The injuries were like blood in the water to hungry sharks; the Broncos defensive front quickly took advantage of the situation, sacking Ben Roethlisberger five times, including three consecutive times to close out the game.
Then there was the Broncos offense. Manning is one thing—you know what he can do—but the Steelers defense was worn down further and further thanks to the run game. Pittsburgh's defense allowed 96 rushing yards, but it felt like more, simply because it allowed the Broncos to keep drives going and allowed Manning to do, well, you know.
That was the Steelers plan, too, but it didn't work out as well. While a bit of running did indeed set up some effective passing in the first half, the Steelers progressively abandoned that approach as the game wore on and they kept finding themselves behind. The result was 40 Roethlisberger pass attempts behind the aforementioned overwhelmed offensive line.
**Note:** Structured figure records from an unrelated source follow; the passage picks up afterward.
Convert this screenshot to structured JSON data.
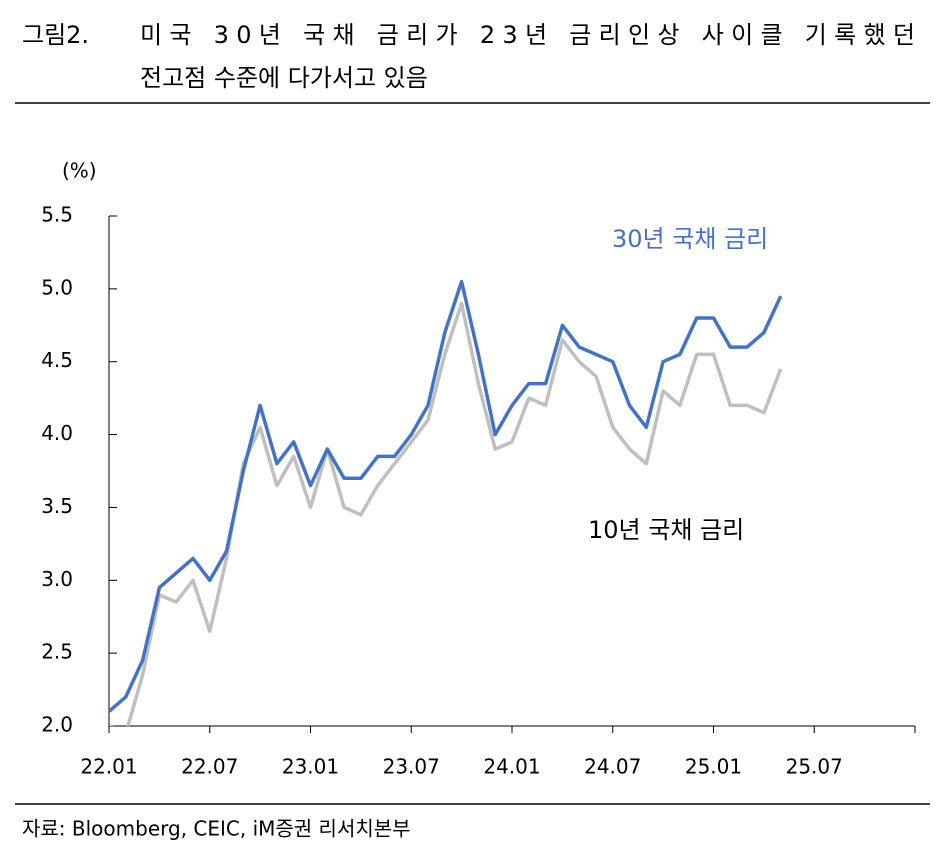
{
  "chart_data": {
    "type": "line",
    "figure_label": "그림2.",
    "title": [
      "미국 30년 국채 금리가 23년 금리인상 사이클 기록했던",
      "전고점 수준에 다가서고 있음"
    ],
    "ylabel": "(%)",
    "source": "자료: Bloomberg, CEIC, iM증권 리서치본부",
    "x": [
      "22.01",
      "22.02",
      "22.03",
      "22.04",
      "22.05",
      "22.06",
      "22.07",
      "22.08",
      "22.09",
      "22.10",
      "22.11",
      "22.12",
      "23.01",
      "23.02",
      "23.03",
      "23.04",
      "23.05",
      "23.06",
      "23.07",
      "23.08",
      "23.09",
      "23.10",
      "23.11",
      "23.12",
      "24.01",
      "24.02",
      "24.03",
      "24.04",
      "24.05",
      "24.06",
      "24.07",
      "24.08",
      "24.09",
      "24.10",
      "24.11",
      "24.12",
      "25.01",
      "25.02",
      "25.03",
      "25.04",
      "25.05"
    ],
    "xticks": [
      "22.01",
      "22.07",
      "23.01",
      "23.07",
      "24.01",
      "24.07",
      "25.01",
      "25.07"
    ],
    "ylim": [
      2.0,
      5.5
    ],
    "yticks": [
      {
        "value": 2,
        "label": "2.0"
      },
      2.5,
      {
        "value": 3,
        "label": "3.0"
      },
      3.5,
      {
        "value": 4,
        "label": "4.0"
      },
      4.5,
      {
        "value": 5,
        "label": "5.0"
      },
      5.5
    ],
    "series": [
      {
        "name": "30년 국채 금리",
        "color": "#4472c4",
        "values": [
          2.1,
          2.2,
          2.45,
          2.95,
          3.05,
          3.15,
          3.0,
          3.2,
          3.75,
          4.2,
          3.8,
          3.95,
          3.65,
          3.9,
          3.7,
          3.7,
          3.85,
          3.85,
          4.0,
          4.2,
          4.7,
          5.05,
          4.55,
          4.0,
          4.2,
          4.35,
          4.35,
          4.75,
          4.6,
          4.55,
          4.5,
          4.2,
          4.05,
          4.5,
          4.55,
          4.8,
          4.8,
          4.6,
          4.6,
          4.7,
          4.95
        ]
      },
      {
        "name": "10년 국채 금리",
        "color": "#bfbfbf",
        "values": [
          2.0,
          1.95,
          2.35,
          2.9,
          2.85,
          3.0,
          2.65,
          3.15,
          3.8,
          4.05,
          3.65,
          3.85,
          3.5,
          3.9,
          3.5,
          3.45,
          3.65,
          3.8,
          3.95,
          4.1,
          4.55,
          4.9,
          4.35,
          3.9,
          3.95,
          4.25,
          4.2,
          4.65,
          4.5,
          4.4,
          4.05,
          3.9,
          3.8,
          4.3,
          4.2,
          4.55,
          4.55,
          4.2,
          4.2,
          4.15,
          4.45
        ]
      }
    ]
  }
}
The Steelers attempt to mirror the Broncos had a vastly different payoff: Roethlisberger averaged just 5.2 yards per attempt to Manning's 9.2, and Pittsburgh's run game had an average of 2.9 yards per carry to the Broncos' 3.5.
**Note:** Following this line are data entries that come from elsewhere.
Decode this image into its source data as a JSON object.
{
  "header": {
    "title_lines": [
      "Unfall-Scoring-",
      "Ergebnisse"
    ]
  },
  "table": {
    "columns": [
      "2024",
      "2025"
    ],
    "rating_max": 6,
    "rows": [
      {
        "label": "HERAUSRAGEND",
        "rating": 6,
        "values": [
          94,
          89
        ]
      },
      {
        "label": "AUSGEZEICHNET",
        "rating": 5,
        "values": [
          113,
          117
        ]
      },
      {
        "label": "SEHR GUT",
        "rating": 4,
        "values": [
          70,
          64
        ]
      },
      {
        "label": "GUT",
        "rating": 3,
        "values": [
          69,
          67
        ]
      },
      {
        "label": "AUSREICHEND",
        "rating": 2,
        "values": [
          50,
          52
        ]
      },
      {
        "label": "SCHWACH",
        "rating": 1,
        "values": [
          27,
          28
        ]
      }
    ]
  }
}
It wasn't all a negative showing of course. Roethlisberger was incredibly effective on third down, converting 11 of 19 attempts; 15 of the Steelers' 19 total first downs also came via the pass. And there's no denying the dominance of the Steelers' run-punctuated clock-eating attack that resulted in nearly an hour of real time passing between Manning's last first-half appearance and his first in the second.
While Troy Polamalu continued to alter the way offenses approach the Steelers defense, Ryan Mundy was again a liability in place of Ryan Clark. Keenan Lewis looked worthy of winning William Gay's old starting cornerback job. Larry Foote forced a fumble, which LaMarr Woodley recovered.
On offense, Heath Miller was reliable as ever, Mike Wallace caught a touchdown pass and Antonio Brown had a solid 74 yards on four receptions. Jonathan Dwyer? He wasn't bad at all, with nine carries for 43 yards.
But which team won? It wasn't Pittsburgh, though they had ample opportunities to run away with the game. Again, Manning showed that he can pick apart even the best defenses in the league, and yet again, the Steelers offensive line suffered injuries that cost them a significant degree of effectiveness.
Football teams are constant works in progress, and the Steelers have nothing but time to turn these issues around. But there are issues, and they are unsettling. The defense wasn't able to stay strong even with ample time to regroup and catch its collective breath, and the offensive line problems have returned with yet more injuries.
The Steelers were hoping to move forward this season, but this game looked like a step back. Is it simply a repeat of the random embarrassment they suffered to start the 2011 season, with a 35-7 loss to Baltimore before ending the year 12-4?
For the Steelers sake, let's hope so.